The princess isn't dismissed out of hand when she develops Science That Will Win the War, or when she says she shouldn't marry the bad guy. But on the other hand, she _is_ dismissed.
Physics and biology
Unsurprisingly, these made absolutely no sense. I can't think of any plausible arrangement that would let everyone else walk around like on Earth, but let John Carter jump hundreds of feet in the air. But I think the film did very much the right thing in establishing them quickly and leaving them alone. There's a great temptation to add some technobabble bullshit to try to explain why Mars LOOKS dead but isn't, when it normally matters a lot more than you establish your premises implicitly, but then don't violate them later.
Humour
I thought this was done very well. A lot of scenes were very funny, but without driving the humour into the ground.
Plot
This wasn't terrible. No glaring plot _holes_ jumped out at me, and what the characters did mostly made sense, which is pretty good for any major motion picture, let alone a swords and scorcery mars flick.

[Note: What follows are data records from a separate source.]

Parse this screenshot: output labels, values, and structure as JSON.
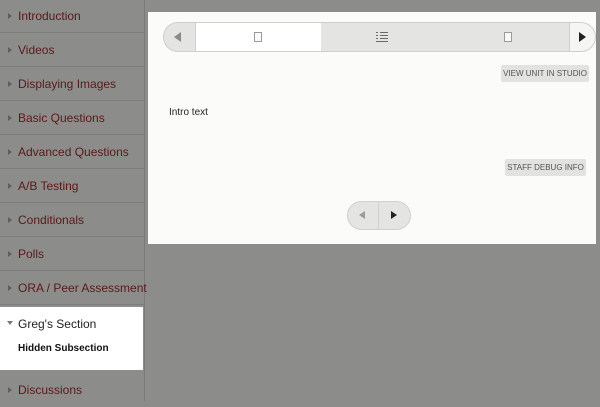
{
  "sidebar": {
    "items": [
      {
        "label": "Introduction"
      },
      {
        "label": "Videos"
      },
      {
        "label": "Displaying Images"
      },
      {
        "label": "Basic Questions"
      },
      {
        "label": "Advanced Questions"
      },
      {
        "label": "A/B Testing"
      },
      {
        "label": "Conditionals"
      },
      {
        "label": "Polls"
      },
      {
        "label": "ORA / Peer Assessment"
      }
    ],
    "active_section": {
      "label": "Greg's Section",
      "subsection": "Hidden Subsection"
    },
    "footer_item": {
      "label": "Discussions"
    }
  },
  "main": {
    "sequence_tabs": [
      {
        "icon": "document-icon",
        "active": true
      },
      {
        "icon": "list-icon",
        "active": false
      },
      {
        "icon": "document-icon",
        "active": false
      }
    ],
    "view_in_studio_label": "VIEW UNIT IN STUDIO",
    "intro_text": "Intro text",
    "staff_debug_label": "STAFF DEBUG INFO"
  },
  "colors": {
    "background": "#8c8c8a",
    "link_text": "#5a1a1a",
    "panel": "#fbfbf9"
  }
}
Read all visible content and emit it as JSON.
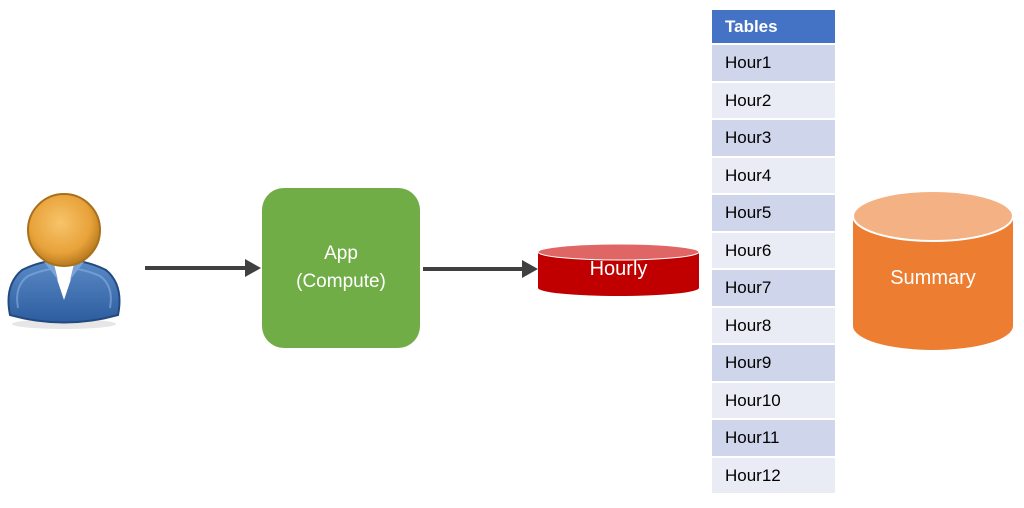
{
  "diagram": {
    "user": {
      "icon": "user-icon"
    },
    "app": {
      "line1": "App",
      "line2": "(Compute)",
      "color": "#70ad47"
    },
    "hourly": {
      "label": "Hourly",
      "color": "#c00000",
      "top_color": "#e06666"
    },
    "tables": {
      "header": "Tables",
      "header_color": "#4472c4",
      "rows": [
        "Hour1",
        "Hour2",
        "Hour3",
        "Hour4",
        "Hour5",
        "Hour6",
        "Hour7",
        "Hour8",
        "Hour9",
        "Hour10",
        "Hour11",
        "Hour12"
      ],
      "row_colors": [
        "#cfd5ea",
        "#e9ebf5"
      ]
    },
    "summary": {
      "label": "Summary",
      "color": "#ed7d31",
      "top_color": "#f4b183"
    },
    "arrows": [
      {
        "from": "user",
        "to": "app"
      },
      {
        "from": "app",
        "to": "hourly"
      }
    ]
  }
}
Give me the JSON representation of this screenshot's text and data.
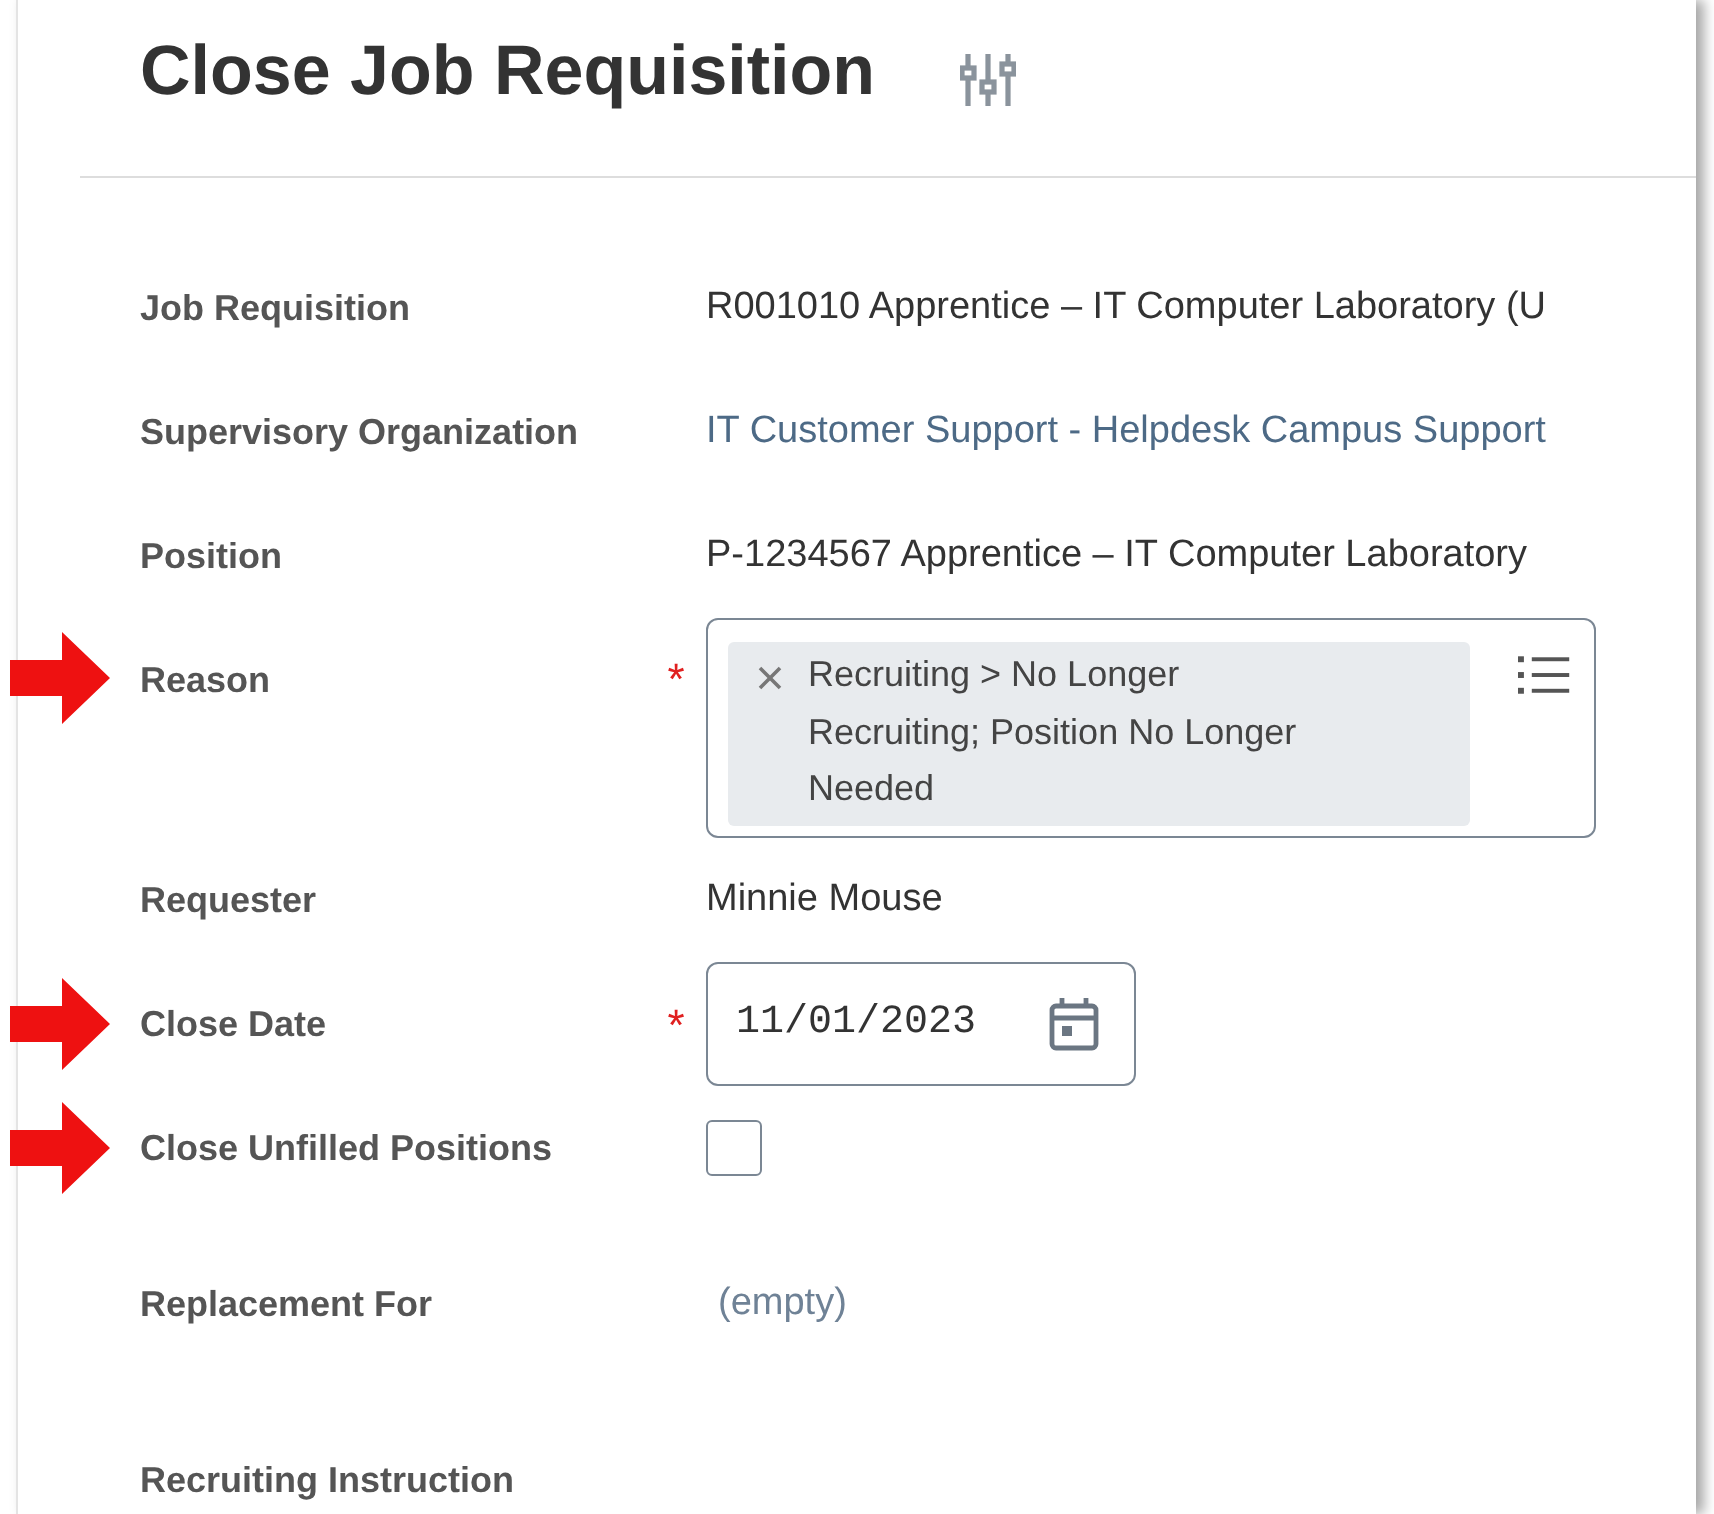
{
  "title": "Close Job Requisition",
  "fields": [
    {
      "label": "Job Requisition",
      "kind": "text",
      "value": "R001010 Apprentice – IT Computer Laboratory (U",
      "required": false,
      "flagged": false
    },
    {
      "label": "Supervisory Organization",
      "kind": "link",
      "value": "IT Customer Support - Helpdesk Campus Support",
      "required": false,
      "flagged": false
    },
    {
      "label": "Position",
      "kind": "text",
      "value": "P-1234567 Apprentice – IT Computer Laboratory",
      "required": false,
      "flagged": false
    },
    {
      "label": "Reason",
      "kind": "multiselect",
      "value": "Recruiting > No Longer Recruiting; Position No Longer Needed",
      "required": true,
      "required_marker": "*",
      "flagged": true
    },
    {
      "label": "Requester",
      "kind": "text",
      "value": "Minnie Mouse",
      "required": false,
      "flagged": false
    },
    {
      "label": "Close Date",
      "kind": "date",
      "value": "11/01/2023",
      "required": true,
      "required_marker": "*",
      "flagged": true
    },
    {
      "label": "Close Unfilled Positions",
      "kind": "checkbox",
      "checked": false,
      "required": false,
      "flagged": true
    },
    {
      "label": "Replacement For",
      "kind": "empty",
      "value": "(empty)",
      "required": false,
      "flagged": false
    },
    {
      "label": "Recruiting Instruction",
      "kind": "text",
      "required": false,
      "flagged": false
    }
  ]
}
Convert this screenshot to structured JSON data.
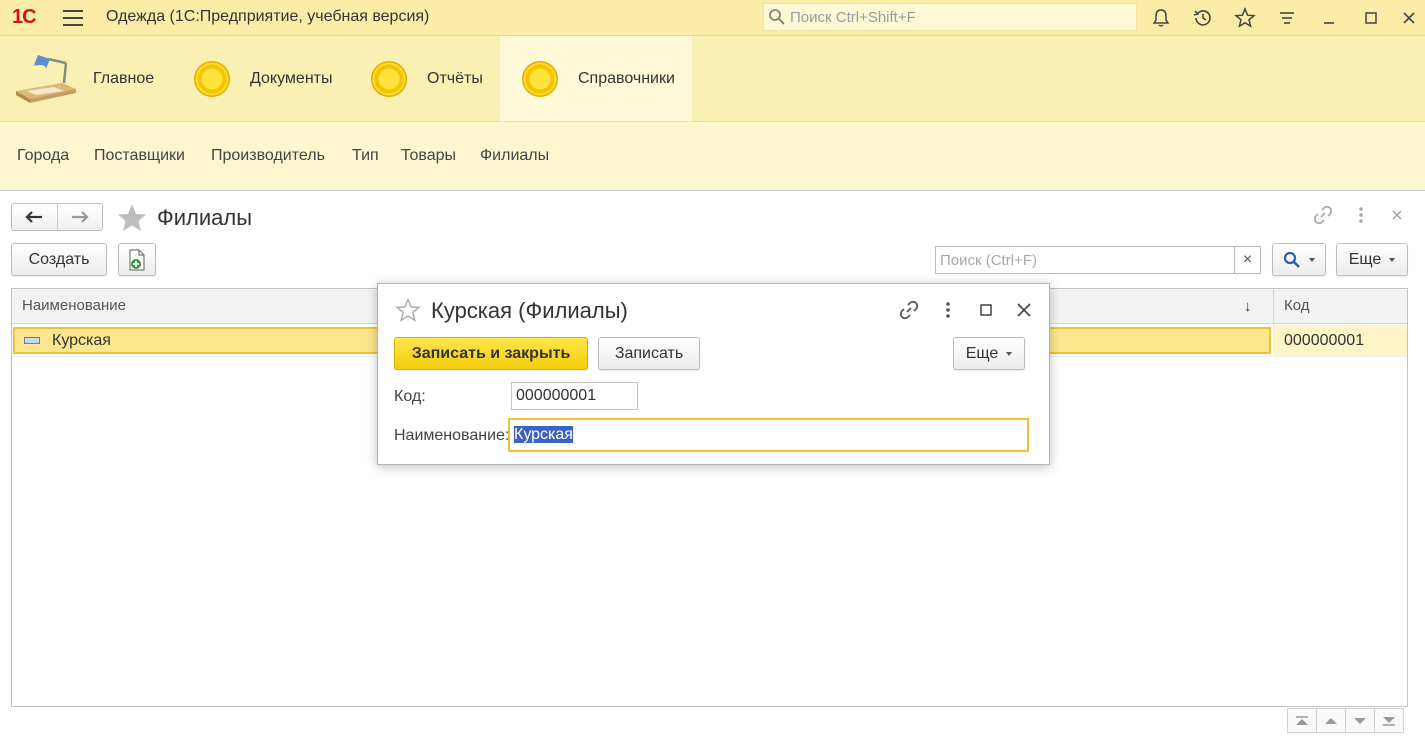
{
  "window": {
    "logo": "1С",
    "title": "Одежда  (1С:Предприятие, учебная версия)",
    "search_placeholder": "Поиск Ctrl+Shift+F"
  },
  "sections": [
    {
      "label": "Главное",
      "icon": "desk-lamp-icon"
    },
    {
      "label": "Документы",
      "icon": "coin-icon"
    },
    {
      "label": "Отчёты",
      "icon": "coin-icon"
    },
    {
      "label": "Справочники",
      "icon": "coin-icon",
      "active": true
    }
  ],
  "nav_panel": {
    "items": [
      "Города",
      "Поставщики",
      "Производитель",
      "Тип",
      "Товары",
      "Филиалы"
    ]
  },
  "list_form": {
    "title": "Филиалы",
    "create_label": "Создать",
    "search_placeholder": "Поиск (Ctrl+F)",
    "clear_label": "×",
    "more_label": "Еще",
    "columns": {
      "name": "Наименование",
      "sort_indicator": "↓",
      "code": "Код"
    },
    "rows": [
      {
        "name": "Курская",
        "code": "000000001"
      }
    ]
  },
  "item_form": {
    "title": "Курская (Филиалы)",
    "save_close_label": "Записать и закрыть",
    "save_label": "Записать",
    "more_label": "Еще",
    "code_label": "Код:",
    "code_value": "000000001",
    "name_label": "Наименование:",
    "name_value": "Курская"
  },
  "colors": {
    "titlebar": "#fbeda8",
    "section_panel": "#fbf0b4",
    "nav_panel": "#fdf6cf",
    "primary_button": "#f5cc0a",
    "selected_row": "#fde68e",
    "focus_border": "#f1c230",
    "text_selection": "#3d63c2"
  }
}
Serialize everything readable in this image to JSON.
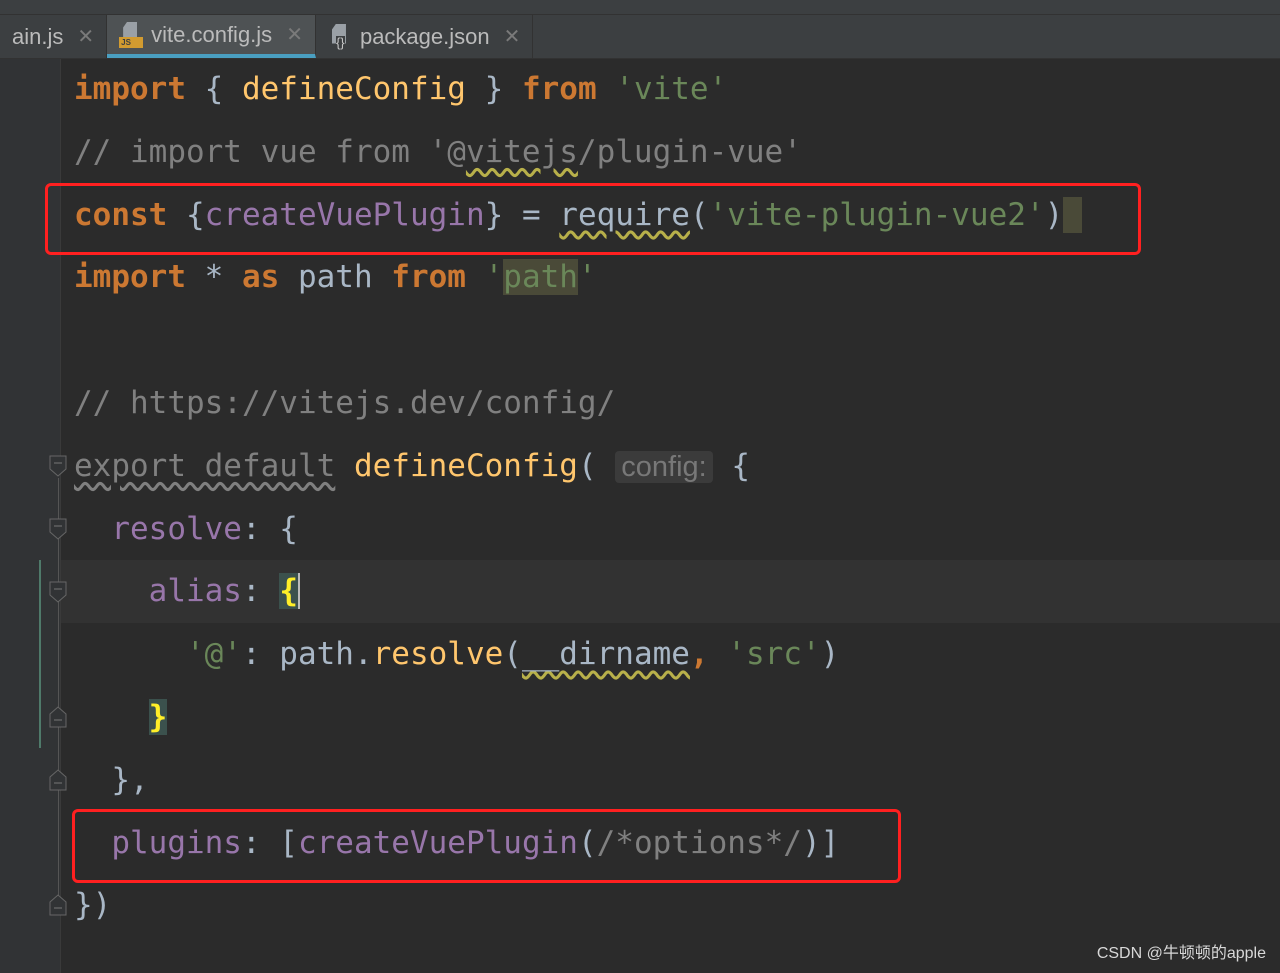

But I was left feeling somewhat unsatisfied by the light blue cloaked guys and the origin of the world-jumping magic -- I felt we never had any idea where they really came from or what they really wanted, even after they tried to explain it.
OTOH, I though the cloaked guy/guys were portrayed quite well: the film correctly portrayed them as extremely powerful and moderately competent, and yet being sufficiently non-omnipotent it didn't seem unrealistic when someone occasionally got the jump on them, and it made just the right amount of use out of their shapeshifting.